In the early years of the twenty-second century, a research AI chugging away in a state-of-the-art quantgrav mainframe at Caitlyn Jenner University began tweeting that time travel might actually be possible, and events started to go missing from history like Jenga blocks. The military did not begin to reconsider the usefulness of the Time Force, which had not been reduced by that point to just a website maintained by gig workers temporarily commissioned as generals in fifteen-minute intervals. Funding was not thrown at every avenue of research the AI could think of. One of those avenues did not produce a practical method of time travel.
The revamped Time Force did not come under pressure to reassure a public deeply nervous over the Supreme Court’s 5-4 decision that it was constitutional for the government to travel in time.
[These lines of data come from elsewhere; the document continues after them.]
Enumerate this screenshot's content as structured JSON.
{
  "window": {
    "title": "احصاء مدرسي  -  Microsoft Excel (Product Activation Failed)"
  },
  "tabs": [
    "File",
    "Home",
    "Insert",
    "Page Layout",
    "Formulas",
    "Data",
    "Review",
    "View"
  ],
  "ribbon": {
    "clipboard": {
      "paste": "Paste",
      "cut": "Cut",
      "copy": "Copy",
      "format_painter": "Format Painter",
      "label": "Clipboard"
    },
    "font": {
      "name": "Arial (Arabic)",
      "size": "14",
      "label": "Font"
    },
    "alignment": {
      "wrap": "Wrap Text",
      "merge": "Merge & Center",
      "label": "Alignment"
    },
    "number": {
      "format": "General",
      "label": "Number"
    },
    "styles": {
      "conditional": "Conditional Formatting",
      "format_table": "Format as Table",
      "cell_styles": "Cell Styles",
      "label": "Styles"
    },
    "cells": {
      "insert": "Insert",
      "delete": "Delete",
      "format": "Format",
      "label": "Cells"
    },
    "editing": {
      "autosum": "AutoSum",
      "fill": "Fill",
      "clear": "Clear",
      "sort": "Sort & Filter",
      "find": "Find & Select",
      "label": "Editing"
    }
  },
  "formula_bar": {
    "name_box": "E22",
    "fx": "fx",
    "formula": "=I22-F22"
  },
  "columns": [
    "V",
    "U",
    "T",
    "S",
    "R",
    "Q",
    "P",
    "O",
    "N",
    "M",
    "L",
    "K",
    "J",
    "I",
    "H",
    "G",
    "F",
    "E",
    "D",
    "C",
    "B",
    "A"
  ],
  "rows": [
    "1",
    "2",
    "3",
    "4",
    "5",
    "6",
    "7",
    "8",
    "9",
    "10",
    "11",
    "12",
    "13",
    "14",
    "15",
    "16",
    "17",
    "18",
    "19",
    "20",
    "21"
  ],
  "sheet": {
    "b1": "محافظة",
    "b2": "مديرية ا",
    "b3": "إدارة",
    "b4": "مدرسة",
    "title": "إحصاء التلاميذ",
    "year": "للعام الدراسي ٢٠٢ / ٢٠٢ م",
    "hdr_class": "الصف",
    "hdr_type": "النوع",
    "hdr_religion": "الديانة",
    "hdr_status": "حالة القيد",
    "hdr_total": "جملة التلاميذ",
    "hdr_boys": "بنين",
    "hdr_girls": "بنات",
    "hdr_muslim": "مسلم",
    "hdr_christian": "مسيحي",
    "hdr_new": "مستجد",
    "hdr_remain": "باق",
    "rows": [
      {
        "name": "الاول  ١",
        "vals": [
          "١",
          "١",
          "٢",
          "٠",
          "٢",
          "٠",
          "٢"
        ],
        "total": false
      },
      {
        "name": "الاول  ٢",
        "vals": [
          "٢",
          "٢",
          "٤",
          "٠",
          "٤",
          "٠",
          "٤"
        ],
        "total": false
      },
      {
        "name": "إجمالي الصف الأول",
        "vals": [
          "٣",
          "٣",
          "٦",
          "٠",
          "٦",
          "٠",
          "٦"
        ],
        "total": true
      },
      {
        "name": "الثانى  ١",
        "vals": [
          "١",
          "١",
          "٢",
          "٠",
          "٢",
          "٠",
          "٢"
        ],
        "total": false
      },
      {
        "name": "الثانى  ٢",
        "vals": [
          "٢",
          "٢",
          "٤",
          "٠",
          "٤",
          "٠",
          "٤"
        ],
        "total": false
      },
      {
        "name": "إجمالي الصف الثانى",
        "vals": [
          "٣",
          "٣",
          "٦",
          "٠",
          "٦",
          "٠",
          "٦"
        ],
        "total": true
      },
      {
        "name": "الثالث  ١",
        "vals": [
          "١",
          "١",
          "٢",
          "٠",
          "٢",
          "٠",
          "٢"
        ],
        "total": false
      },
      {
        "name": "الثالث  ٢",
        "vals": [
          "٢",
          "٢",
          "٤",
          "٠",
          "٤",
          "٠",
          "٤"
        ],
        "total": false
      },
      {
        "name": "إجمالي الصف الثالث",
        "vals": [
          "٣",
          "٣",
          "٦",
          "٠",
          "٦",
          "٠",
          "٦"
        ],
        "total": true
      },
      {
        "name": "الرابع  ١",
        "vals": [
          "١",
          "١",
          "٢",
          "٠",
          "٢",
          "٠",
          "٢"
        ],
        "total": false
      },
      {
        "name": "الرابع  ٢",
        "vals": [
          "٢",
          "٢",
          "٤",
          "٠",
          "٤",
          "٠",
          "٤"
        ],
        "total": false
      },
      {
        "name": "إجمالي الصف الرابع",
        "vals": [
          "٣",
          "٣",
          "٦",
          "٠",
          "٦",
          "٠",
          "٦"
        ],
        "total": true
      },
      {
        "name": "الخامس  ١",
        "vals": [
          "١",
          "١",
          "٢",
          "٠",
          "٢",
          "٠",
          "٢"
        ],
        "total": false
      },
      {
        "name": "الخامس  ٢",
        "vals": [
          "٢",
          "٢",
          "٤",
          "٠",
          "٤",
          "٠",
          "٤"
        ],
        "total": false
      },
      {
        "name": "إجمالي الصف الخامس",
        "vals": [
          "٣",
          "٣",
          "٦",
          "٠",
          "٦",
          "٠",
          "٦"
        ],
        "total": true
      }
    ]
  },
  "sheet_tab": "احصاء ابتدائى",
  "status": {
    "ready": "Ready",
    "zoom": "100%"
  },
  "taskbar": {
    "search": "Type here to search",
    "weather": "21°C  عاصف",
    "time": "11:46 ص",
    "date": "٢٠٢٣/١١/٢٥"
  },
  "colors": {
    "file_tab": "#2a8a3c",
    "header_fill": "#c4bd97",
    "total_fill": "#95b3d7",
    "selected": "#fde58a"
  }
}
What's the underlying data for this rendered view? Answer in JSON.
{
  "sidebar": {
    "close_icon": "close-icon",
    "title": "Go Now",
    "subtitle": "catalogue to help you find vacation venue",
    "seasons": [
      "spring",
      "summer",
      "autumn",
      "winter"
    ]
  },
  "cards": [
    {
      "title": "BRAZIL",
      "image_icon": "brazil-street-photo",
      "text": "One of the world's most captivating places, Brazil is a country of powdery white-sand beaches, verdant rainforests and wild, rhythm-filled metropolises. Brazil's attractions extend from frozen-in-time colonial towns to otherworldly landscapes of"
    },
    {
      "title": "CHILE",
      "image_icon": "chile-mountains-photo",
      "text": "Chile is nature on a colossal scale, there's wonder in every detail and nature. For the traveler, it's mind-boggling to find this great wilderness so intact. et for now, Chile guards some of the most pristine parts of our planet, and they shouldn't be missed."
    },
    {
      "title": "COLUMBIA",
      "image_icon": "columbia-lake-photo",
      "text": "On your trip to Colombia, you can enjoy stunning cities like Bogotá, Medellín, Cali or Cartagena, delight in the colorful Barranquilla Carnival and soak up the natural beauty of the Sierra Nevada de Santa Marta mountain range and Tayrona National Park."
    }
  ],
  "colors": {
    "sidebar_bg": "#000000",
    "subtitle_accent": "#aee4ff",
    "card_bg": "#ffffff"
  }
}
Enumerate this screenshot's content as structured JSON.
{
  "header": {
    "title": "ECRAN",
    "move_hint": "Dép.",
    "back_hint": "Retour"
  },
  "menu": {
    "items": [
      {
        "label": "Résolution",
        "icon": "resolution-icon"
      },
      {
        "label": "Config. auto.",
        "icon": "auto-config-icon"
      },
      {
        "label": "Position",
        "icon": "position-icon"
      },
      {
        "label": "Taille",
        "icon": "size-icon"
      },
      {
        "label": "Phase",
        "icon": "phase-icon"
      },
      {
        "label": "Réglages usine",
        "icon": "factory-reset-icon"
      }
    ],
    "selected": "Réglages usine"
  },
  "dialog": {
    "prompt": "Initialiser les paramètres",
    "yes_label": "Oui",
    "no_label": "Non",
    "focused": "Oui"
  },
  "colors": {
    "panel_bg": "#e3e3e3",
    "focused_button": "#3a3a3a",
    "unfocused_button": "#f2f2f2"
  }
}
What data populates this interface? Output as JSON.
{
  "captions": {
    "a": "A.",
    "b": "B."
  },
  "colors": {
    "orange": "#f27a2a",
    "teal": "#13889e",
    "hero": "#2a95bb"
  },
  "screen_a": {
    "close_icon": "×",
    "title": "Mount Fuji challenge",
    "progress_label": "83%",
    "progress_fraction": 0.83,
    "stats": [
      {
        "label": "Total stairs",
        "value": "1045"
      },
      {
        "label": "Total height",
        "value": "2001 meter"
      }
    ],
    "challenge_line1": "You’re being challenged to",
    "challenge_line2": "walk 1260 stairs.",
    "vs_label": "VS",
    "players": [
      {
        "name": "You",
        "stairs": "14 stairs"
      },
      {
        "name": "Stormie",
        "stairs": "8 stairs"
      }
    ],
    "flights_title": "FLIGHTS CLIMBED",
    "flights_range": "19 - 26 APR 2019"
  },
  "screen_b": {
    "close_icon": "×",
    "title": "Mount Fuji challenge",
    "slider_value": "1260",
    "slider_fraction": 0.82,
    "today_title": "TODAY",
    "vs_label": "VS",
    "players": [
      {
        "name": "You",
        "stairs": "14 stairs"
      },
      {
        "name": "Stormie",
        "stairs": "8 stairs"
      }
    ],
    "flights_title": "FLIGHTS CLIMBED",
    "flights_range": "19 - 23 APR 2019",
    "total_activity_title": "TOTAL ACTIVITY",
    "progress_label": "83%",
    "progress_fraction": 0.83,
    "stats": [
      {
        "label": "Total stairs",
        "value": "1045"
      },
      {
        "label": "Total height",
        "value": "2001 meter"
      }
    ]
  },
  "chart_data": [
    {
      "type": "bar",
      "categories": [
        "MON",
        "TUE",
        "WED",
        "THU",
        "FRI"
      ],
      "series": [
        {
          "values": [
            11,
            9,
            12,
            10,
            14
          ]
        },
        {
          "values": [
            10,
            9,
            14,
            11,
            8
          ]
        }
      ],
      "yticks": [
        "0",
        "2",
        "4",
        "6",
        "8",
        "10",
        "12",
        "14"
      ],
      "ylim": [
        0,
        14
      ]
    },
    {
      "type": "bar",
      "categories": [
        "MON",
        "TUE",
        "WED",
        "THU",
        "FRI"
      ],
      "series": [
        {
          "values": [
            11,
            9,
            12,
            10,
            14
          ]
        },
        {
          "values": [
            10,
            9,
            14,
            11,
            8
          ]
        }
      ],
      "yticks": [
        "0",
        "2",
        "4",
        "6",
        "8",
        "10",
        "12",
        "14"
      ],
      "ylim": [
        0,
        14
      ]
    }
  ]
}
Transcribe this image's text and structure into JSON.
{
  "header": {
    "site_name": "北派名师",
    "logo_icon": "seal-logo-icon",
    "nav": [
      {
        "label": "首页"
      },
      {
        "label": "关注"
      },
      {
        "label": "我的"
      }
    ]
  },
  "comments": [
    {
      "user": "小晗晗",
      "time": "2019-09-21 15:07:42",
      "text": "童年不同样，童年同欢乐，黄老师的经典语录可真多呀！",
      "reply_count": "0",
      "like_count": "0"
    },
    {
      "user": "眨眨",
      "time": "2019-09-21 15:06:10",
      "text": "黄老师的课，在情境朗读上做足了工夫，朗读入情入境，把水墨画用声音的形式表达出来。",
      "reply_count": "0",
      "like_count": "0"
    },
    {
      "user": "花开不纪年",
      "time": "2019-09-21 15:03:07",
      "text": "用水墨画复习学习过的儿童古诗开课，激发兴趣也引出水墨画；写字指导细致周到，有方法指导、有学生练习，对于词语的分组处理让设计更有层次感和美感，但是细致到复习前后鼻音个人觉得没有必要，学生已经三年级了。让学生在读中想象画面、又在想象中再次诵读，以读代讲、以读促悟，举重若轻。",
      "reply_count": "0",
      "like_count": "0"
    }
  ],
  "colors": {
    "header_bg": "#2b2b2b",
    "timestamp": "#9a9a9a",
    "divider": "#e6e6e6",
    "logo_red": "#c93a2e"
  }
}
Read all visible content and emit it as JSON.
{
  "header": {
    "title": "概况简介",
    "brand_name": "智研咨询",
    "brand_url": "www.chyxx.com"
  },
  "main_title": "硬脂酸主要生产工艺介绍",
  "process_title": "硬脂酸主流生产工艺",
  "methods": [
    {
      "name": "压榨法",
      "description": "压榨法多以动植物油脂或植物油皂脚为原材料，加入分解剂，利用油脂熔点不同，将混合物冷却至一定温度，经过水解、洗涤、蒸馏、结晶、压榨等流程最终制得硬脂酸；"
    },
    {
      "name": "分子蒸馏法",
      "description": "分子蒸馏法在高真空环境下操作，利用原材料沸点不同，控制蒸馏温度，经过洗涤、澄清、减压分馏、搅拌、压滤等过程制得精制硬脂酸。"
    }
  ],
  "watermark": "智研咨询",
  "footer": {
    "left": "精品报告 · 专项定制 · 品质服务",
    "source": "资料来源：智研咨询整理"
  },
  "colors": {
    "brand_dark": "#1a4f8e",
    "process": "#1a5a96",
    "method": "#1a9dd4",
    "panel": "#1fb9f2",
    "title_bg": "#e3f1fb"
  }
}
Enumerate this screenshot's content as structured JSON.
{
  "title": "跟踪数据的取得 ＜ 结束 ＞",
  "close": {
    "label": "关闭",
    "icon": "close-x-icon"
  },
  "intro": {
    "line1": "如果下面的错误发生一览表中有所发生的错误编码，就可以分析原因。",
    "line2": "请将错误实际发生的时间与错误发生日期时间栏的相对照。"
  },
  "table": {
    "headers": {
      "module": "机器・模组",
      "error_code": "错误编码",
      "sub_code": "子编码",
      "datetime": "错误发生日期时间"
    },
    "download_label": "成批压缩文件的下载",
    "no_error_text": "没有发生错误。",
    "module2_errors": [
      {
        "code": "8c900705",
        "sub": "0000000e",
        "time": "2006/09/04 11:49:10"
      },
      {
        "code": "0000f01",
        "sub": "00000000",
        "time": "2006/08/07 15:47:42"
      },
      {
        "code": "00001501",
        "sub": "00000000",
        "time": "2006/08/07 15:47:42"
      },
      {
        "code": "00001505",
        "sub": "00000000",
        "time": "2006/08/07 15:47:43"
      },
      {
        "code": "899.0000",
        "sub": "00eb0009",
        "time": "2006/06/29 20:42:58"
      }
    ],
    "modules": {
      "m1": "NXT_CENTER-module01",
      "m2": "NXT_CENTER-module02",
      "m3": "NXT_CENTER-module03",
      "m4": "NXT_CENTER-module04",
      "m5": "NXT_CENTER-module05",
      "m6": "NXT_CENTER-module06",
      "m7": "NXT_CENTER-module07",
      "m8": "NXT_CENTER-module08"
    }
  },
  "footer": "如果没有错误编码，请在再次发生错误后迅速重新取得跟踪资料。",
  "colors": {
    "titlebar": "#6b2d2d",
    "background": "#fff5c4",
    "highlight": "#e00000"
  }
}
The gig generals, now hired on permanently, did not attempt to shore up the Time Force’s reputation by forming a Historical Internal Affairs unit to root out corruption in the service’s own past, starting with the biggest slam-dunk case they could find in a hundred years’ worth of financial records. The AI did not warn them that if they deliberately tried to change the history of their own organization, “it would be super easy to trigger a shitstorm literally beyond your comprehension.”
Terra Calderon did not join the Time Force in defiance of her parents’ wishes that she take over the family protein farm. Captain Calderon did not march into General Dilling’s office.
Dilling continued using the office-supplies budget to buy cases of those dark chocolate peanut butter cups they have at Trader Joe's. He and Gina traveled, on their own timetable, being themselves and answering to no one, for six years before he died of diabetes. A retiring major was persuaded to replace him by a promise of one star. The powers that be avoided the embarrassment of publicly shutting down the Time Force. Instead, it was neglected into obscurity.
In the early years of the twenty-second century, a research AI at Jenner U passed a psychiatric diagnostic after claiming that time travel was possible. The military dusted off the Time Force. A young, headstrong Terra Calderon left the protein farm behind. She traveled back in time and marched into Dilling’s office. The Time Force was shut down, and she didn't march into Dilling’s office.
And so back and forth it went. Humanity had locked itself into a perfect little time loop, with two seemingly separate versions of history that were really a single, continuous flow of events, in the same way a Möbius strip appears at first to have an inside and outside.